Submitted to: PLoS Pathogens
Publication Type: Peer Reviewed Journal
Publication Acceptance Date: 7/7/2024
Publication Date: N/A
Citation: N/A

Interpretive Summary: Plant-parasitic nematodes (PPNs) are devastating crop parasites that present a considerable threat to global food security with collective annual damage estimated at over 100 billion dollars worldwide. The most damaging are those capable of forming long-term relationships with their host plant–namely, the cyst (genera Heterodera and Globodera) and root-knot nematodes (genus Meloidogyne). These species can alter their plant hosts by creating a feeding site from which they get their nutrition. Scientists do not yet have a full understanding of this process. In this study, genes potentially contributing to this process were identified by RNA sequencing. This work will benefit scientists engaged in research on the disease process and in developing methods for controlling these devastating plant pests.

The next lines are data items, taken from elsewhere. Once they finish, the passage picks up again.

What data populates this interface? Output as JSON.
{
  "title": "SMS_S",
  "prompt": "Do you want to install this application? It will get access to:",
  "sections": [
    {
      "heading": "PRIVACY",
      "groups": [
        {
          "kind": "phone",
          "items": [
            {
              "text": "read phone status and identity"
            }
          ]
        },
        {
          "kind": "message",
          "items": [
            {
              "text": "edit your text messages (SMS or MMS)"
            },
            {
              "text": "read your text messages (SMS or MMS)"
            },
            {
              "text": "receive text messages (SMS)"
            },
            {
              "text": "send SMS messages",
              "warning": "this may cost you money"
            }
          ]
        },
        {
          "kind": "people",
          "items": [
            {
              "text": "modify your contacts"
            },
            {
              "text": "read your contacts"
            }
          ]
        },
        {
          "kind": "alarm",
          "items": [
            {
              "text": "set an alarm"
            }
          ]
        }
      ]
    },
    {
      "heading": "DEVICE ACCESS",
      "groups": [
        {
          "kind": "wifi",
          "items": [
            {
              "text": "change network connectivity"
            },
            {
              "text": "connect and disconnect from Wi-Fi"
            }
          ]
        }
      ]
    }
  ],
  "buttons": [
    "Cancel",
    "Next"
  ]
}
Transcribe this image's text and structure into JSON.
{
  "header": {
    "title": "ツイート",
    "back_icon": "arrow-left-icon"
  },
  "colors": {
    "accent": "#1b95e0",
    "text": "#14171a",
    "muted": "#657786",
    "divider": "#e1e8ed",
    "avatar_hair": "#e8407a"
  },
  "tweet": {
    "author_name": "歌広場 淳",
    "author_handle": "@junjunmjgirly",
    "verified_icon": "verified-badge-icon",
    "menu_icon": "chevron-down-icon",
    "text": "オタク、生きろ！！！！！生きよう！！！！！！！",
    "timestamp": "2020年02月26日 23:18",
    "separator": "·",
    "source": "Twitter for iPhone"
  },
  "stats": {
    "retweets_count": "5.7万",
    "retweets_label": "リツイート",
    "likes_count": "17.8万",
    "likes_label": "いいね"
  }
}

Technical Abstract: During parasitism, plant-parasitic nematodes (PPNs) secrete effectors-produced in two sets of pharyngeal gland cells into the host plant. These effectors elicit profound changes in host biology to suppress immunity and establish a unique feeding organ from which the nematode draws nutrition. Despite the importance of nematode effectors in parasitism, the PPN effector repertoire remains undefined. To address this, we take advantage of recent techniques for gland cell isolation and transcriptional analysis to define a stringent annotation of putative effectors for the cyst nematode Heterodera schachtii at three key life-stages. We define 659 effector gene loci: 293 ‘known’ high-confidence homologs of plant-parasitic nematode effectors, and 366 ‘novel’ effectors with high gland cell expression. In doing so we define a comprehensive ‘effectorome’ of a plant-parasitic nematode. Using this definition, we provide the first systems-level understanding of the origin, deployment and evolution of a plant parasitic nematode effectorome. Robust identification of the comprehensive effectorome of a plant-parasitic nematode underpins our understanding of nematode pathology, and hence crop protection. Results from this work provide an overview of cyst nematode parasitism which can inform further functional studies of effectors and validates gland-cell transcriptomics as a method for effector discovery. Uncovering the development altering ‘toolbox’ of plant-parasitic nematodes can enable biotechnology, crop protection and uncover fundamental aspects of plant biology. This cross-transcriptional network can provide a basis for identifying potential targets for future functional work in plant-parasitic nematode effector biology.